"Wahai anak sulungku, kami masih amatir ketika kami memilikimu, tetapi kamu melatih kami dengan cepat, dan kamu melatih kami dengan baik."
Pernahkah Mama merasa bersalah kepada si sulung? Merasa kurang sabar dalam menghadapinya? Merasa terlalu banyak ambisi yang ditanamkan kepadanya? Merasa Mama mendorongnya terlalu kencang, padahal ia mungkin sudah merasa lelah?
Jika, iya, mari berpelukan bersama. Huhu. You're not alone, Ma. Kadang saya pun merasa seperti itu. Sama seperti quotes di atas, kita adalah seorang amatir ketika anak sulung kita lahir. Kita meraba, berjuang, bahkan mungkin kita sempat kehilangan arah karena banyaknya ujian yang menghampiri.

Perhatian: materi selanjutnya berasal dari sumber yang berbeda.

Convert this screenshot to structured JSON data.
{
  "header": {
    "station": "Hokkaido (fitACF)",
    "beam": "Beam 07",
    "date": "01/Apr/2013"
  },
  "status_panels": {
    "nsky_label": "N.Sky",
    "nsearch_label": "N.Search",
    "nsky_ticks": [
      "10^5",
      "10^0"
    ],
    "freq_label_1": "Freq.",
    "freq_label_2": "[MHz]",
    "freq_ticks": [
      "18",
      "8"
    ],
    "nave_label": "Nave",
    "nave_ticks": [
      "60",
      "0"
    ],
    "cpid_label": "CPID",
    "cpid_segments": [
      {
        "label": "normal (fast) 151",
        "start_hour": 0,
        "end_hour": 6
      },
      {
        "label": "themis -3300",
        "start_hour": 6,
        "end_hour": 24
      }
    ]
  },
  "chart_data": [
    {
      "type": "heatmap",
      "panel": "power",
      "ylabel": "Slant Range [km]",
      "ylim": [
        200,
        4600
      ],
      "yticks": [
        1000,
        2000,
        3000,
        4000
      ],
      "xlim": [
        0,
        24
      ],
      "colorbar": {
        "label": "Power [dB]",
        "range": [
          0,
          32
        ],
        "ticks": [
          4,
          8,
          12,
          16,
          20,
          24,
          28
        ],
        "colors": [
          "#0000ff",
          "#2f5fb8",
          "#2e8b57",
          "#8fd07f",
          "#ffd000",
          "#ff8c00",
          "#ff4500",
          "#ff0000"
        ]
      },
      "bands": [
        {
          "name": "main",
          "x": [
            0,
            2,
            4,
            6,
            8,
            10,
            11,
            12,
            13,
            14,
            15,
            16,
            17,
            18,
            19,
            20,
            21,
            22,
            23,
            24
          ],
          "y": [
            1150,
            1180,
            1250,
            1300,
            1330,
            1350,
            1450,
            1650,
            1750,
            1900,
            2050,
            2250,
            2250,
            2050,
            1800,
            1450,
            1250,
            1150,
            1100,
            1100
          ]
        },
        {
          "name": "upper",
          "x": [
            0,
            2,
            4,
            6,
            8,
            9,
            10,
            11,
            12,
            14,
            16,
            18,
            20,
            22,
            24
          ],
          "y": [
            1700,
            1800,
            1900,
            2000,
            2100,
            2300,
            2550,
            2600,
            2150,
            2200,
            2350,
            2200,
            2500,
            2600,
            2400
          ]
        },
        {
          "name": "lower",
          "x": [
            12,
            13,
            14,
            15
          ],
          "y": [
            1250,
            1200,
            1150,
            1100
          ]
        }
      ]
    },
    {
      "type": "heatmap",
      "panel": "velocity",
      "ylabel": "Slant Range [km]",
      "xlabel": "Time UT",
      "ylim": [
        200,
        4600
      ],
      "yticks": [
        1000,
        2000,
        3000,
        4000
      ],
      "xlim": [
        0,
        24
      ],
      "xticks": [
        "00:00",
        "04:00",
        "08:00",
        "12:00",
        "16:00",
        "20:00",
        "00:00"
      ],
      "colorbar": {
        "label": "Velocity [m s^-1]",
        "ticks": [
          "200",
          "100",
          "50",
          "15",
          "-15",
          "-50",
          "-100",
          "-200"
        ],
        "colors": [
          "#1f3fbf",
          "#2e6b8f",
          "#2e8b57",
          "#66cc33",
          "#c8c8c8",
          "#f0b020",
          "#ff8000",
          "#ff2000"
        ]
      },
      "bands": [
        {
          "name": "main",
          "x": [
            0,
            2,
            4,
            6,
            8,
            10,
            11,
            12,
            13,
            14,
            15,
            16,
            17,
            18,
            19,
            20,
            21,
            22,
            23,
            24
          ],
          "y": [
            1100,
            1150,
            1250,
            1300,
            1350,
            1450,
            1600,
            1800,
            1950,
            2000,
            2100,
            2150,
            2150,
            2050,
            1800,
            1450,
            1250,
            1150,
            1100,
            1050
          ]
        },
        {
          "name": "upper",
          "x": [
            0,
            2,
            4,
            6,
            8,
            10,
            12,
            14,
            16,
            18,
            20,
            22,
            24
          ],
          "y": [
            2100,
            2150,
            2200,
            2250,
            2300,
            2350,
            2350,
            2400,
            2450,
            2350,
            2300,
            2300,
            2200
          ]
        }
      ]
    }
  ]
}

Ya, anak pertama adalah hadiah sekaligus guru yang dikirimkan oleh Allah SWT, agar kita semakin dewasa, semakin bijak dan sabar dalam menjalani hidup. Anak sulung kita, adalah mentor kehidupan yang dititipkan oleh Allah SWT melalui rahim kita, sekaligus menjadi motivator kita agar bisa menjadi pribadi yang lebih baik.
Almarhum Ustadz Harry Santosa (Fitrah Based Education) pernah berkata:
"Wahai orang tua, banyak minta maaf lah kepada anak pertama, kembalikan lagi fitrahnya, karena umumnya, mereka korban obsesi orang tua."